AMA Opposes Increase of Additional Federal Ethanol Mandates
The EPA wants to put more ethanol in our gas, which could potentially lead to lower fuel cost, but the higher ethanol content is detrimental to motorcycle engines. So, be aware of what your putting in your bike and check your pump before fueling to avoid potential costly damage to your motorcycle.
EPA proposes 590 million gallons of additional ethanol in nation’s fuel supply
PICKERINGTON, OH – June 29, 2018 – The American Motorcyclist Association opposes a proposal from the U.S. Environmental Protection Agency to increase the amount of ethanol in the country’s fuel supply by nearly 600 million gallons in 2019.
The 2019 renewable volume obligations announced by the EPA June 26 call for 19.88 billion gallons of ethanol to be blended into the nation’s vehicle fuel supply in 2019, up 3 percent from the 19.29 billion gallons mandated for 2018. All of the proposed increase is in advanced biofuels-those made from non-food sources-while the amount of ethanol derived mainly from corn remains flat at 15 billion gallons.

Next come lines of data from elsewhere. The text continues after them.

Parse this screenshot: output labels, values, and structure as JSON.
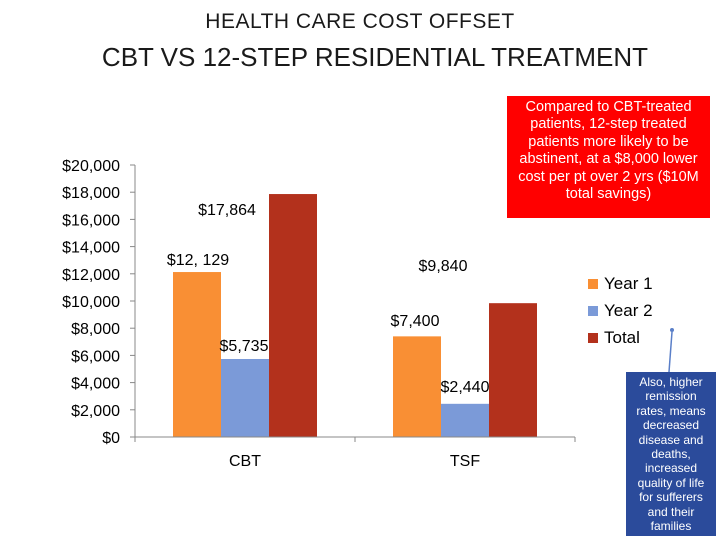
{
  "title": {
    "line1": "HEALTH CARE COST OFFSET",
    "line2": "CBT VS 12-STEP RESIDENTIAL TREATMENT"
  },
  "callouts": {
    "red": "Compared to CBT-treated patients, 12-step treated patients more likely to be abstinent, at a $8,000 lower cost per pt over 2 yrs ($10M total savings)",
    "blue": "Also, higher remission rates, means decreased disease and deaths, increased quality of life for sufferers and their families"
  },
  "chart_data": {
    "type": "bar",
    "categories": [
      "CBT",
      "TSF"
    ],
    "series": [
      {
        "name": "Year 1",
        "values": [
          12129,
          7400
        ],
        "labels": [
          "$12, 129",
          "$7,400"
        ],
        "color": "#f98f34"
      },
      {
        "name": "Year 2",
        "values": [
          5735,
          2440
        ],
        "labels": [
          "$5,735",
          "$2,440"
        ],
        "color": "#7b9ad8"
      },
      {
        "name": "Total",
        "values": [
          17864,
          9840
        ],
        "labels": [
          "$17,864",
          "$9,840"
        ],
        "color": "#b3311c"
      }
    ],
    "ylim": [
      0,
      20000
    ],
    "yticks": [
      0,
      2000,
      4000,
      6000,
      8000,
      10000,
      12000,
      14000,
      16000,
      18000,
      20000
    ],
    "ytick_labels": [
      "$0",
      "$2,000",
      "$4,000",
      "$6,000",
      "$8,000",
      "$10,000",
      "$12,000",
      "$14,000",
      "$16,000",
      "$18,000",
      "$20,000"
    ],
    "legend_position": "right",
    "grid": false
  }
}
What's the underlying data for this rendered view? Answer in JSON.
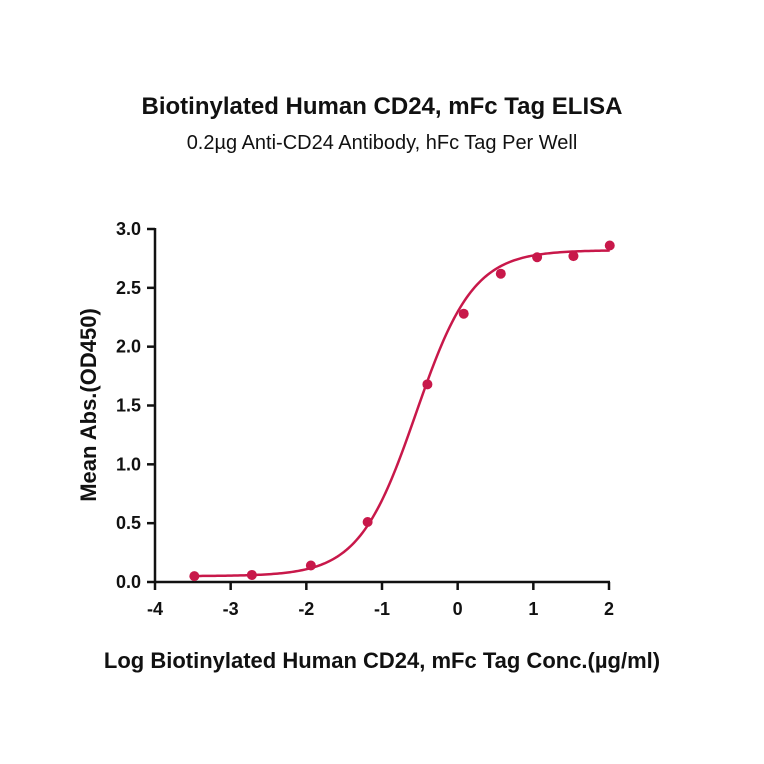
{
  "chart_data": {
    "type": "scatter",
    "title": "Biotinylated Human CD24, mFc Tag ELISA",
    "subtitle": "0.2µg Anti-CD24 Antibody, hFc Tag Per Well",
    "xlabel": "Log Biotinylated Human CD24, mFc Tag Conc.(µg/ml)",
    "ylabel": "Mean Abs.(OD450)",
    "xlim": [
      -4,
      2
    ],
    "ylim": [
      0,
      3
    ],
    "xticks": [
      "-4",
      "-3",
      "-2",
      "-1",
      "0",
      "1",
      "2"
    ],
    "yticks": [
      "0.0",
      "0.5",
      "1.0",
      "1.5",
      "2.0",
      "2.5",
      "3.0"
    ],
    "grid": false,
    "color": "#c8184a",
    "series": [
      {
        "x": [
          -3.48,
          -2.72,
          -1.94,
          -1.19,
          -0.4,
          0.08,
          0.57,
          1.05,
          1.53,
          2.01
        ],
        "y": [
          0.05,
          0.06,
          0.14,
          0.51,
          1.68,
          2.28,
          2.62,
          2.76,
          2.77,
          2.86
        ]
      }
    ],
    "fit": {
      "bottom": 0.05,
      "top": 2.82,
      "logEC50": -0.55,
      "hill": 1.15
    }
  }
}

“If these mandates are adopted, it could lead to an increase in the number of stations selling E15, which places motorcyclists and all-terrain vehicle owners in greater jeopardy of misfueling their vehicles,” said Wayne Allard, AMA vice president of government relations. “The AMA opposes any increase in the amount of ethanol the government mandates for U.S. vehicle fuels, because none of the estimated 22 million motorcycles and ATVs currently in use are approved by the EPA to use fuels containing more than 10 percent ethanol by volume.
“The AMA also fears that higher-ethanol blends, such as E15, will begin to push ethanol-free and E10 fuel out of the marketplace, much the way E10 has marginalized E0, the fuel required for older and vintage machines,” Allard said.
The ethanol industry has been pressing the EPA to relax rules that prohibit E15 sales during the summer. And President Donald Trump has indicated he supports year-round E15 sales.
Studies show that most consumers shop for fuel by price, rather than ethanol content. And blends container larger amounts of ethanol by volume typically cost less at the pump than E0 or E10.
It is illegal to use fuel containing more than 10 percent ethanol in motorcycles and ATVs, and ethanol can damage fuel systems and engine components and may void a manufacturer’s warranty.
The AMA recommends using the fuel specified in the vehicle owner’s manual.
The AMA also supports the passage of legislation to reform the federal Renewable Fuel Standard to better reflect the needs of motorcyclists and to protect their access to safe fuel.